Las cosechas más afectadas son las del melocotón, la nectarina y el paraguayo.
El consejero de Agricultura, Miguel Ángel del Amor, visitó ayer algunos de los cultivos afectados por el granizo de mayo en Cieza y Jumilla,Murcia,España,grañizo

El consejero de Agricultura, Miguel Ángel del Amor, visitó ayer algunos de los cultivos afectados por el granizo de mayo en Cieza y Jumilla
La tormenta de granizo que cayó el pasado martes en la Región ha dejado los cultivos de los municipios de Cieza y Jumilla severamente perjudicados, según detalló ayer el consejero de Agua, Agricultura, Ganadería y Pesca, Miguel Ángel del Amor.

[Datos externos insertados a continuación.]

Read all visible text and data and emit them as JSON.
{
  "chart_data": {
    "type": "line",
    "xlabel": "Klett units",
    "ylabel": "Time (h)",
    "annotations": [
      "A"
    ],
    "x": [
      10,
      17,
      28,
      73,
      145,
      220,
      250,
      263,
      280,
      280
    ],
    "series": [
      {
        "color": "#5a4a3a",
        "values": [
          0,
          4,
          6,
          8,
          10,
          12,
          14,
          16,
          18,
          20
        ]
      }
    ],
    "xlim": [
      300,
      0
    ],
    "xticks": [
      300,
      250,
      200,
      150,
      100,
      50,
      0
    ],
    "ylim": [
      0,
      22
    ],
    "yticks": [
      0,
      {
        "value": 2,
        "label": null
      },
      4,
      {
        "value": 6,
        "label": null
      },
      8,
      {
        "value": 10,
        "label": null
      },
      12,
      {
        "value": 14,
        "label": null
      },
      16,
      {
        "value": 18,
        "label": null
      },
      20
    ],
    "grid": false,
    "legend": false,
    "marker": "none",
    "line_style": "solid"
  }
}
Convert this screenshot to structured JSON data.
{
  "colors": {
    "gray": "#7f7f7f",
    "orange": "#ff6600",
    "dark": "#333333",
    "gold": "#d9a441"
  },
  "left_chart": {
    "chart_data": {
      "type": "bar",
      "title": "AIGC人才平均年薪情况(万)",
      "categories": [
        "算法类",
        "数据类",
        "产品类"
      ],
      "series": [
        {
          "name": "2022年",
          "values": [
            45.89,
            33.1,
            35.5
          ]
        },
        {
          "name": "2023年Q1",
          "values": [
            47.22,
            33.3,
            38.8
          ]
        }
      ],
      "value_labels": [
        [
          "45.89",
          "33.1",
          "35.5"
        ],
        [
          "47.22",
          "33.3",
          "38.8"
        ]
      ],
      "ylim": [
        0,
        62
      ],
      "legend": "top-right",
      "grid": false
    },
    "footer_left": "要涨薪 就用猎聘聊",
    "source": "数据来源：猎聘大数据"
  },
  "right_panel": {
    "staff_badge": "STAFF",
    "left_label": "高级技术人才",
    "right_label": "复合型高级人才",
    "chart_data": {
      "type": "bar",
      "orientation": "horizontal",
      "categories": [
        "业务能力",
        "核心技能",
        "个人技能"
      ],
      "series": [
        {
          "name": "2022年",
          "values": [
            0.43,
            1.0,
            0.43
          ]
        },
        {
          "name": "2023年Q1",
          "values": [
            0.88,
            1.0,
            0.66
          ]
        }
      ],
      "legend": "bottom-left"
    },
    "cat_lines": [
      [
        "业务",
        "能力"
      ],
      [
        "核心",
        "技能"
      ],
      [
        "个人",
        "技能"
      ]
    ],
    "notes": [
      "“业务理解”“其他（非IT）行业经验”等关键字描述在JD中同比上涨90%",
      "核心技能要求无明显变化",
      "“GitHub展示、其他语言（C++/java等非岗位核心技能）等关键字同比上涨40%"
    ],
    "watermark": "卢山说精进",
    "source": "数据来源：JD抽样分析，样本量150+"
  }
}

El consejero visitó ayer una de las zonas más afectadas de la tormenta, y explicó que Cieza ha sido el municipio más afectado con 700 hectáreas de cultivo dañado. Seguidamente, se encuentra Jumilla, con 150; Blanca con 55 hectáreas; y leves afecciones en Yecla y Calasparra de no más de cinco hectáreas.

«La tormenta llegó con mucha agua en algunas zonas, con 20 o 25 litros por metro cuadrado caídos en poco más de diez minutos, lo que puede producir algunos rajados en las variedades pendientes de recolectar como los paraguayos».

De hecho, detalló que los cultivos más afectados por el granizo han sido el melocotón, la nectarina o el propio paraguayo, cuyas frutas están en pleno proceso de recolección. No obstante, también se ha notado el perjuicio en la pera de la zona de Jumilla y la uva de mesa.

Apostar por los seguros

El consejero insistió en que la «mejor herramienta» para este tipo de incidencias meteorológicas y «salvaguardar la rentabilidad» de los agricultores son los seguros agrarios. «Sobre todo en unos cultivos que estaban prácticamente a semanas de recolectar y que pierden esa calidad de primera y excelencia en el mercado europeo».

Pese a todo, aconsejó a los agricultores afectados a acudir a las oficinas comarcales agrarias de la Consejería, «para que sean asesorados en todo momento», y anunció que reclamarán al seguro «la obligatoriedad de determinar que estas zonas tienen afección del cien por cien para que puedan recuperar la rentabilidad perdida por la climatología».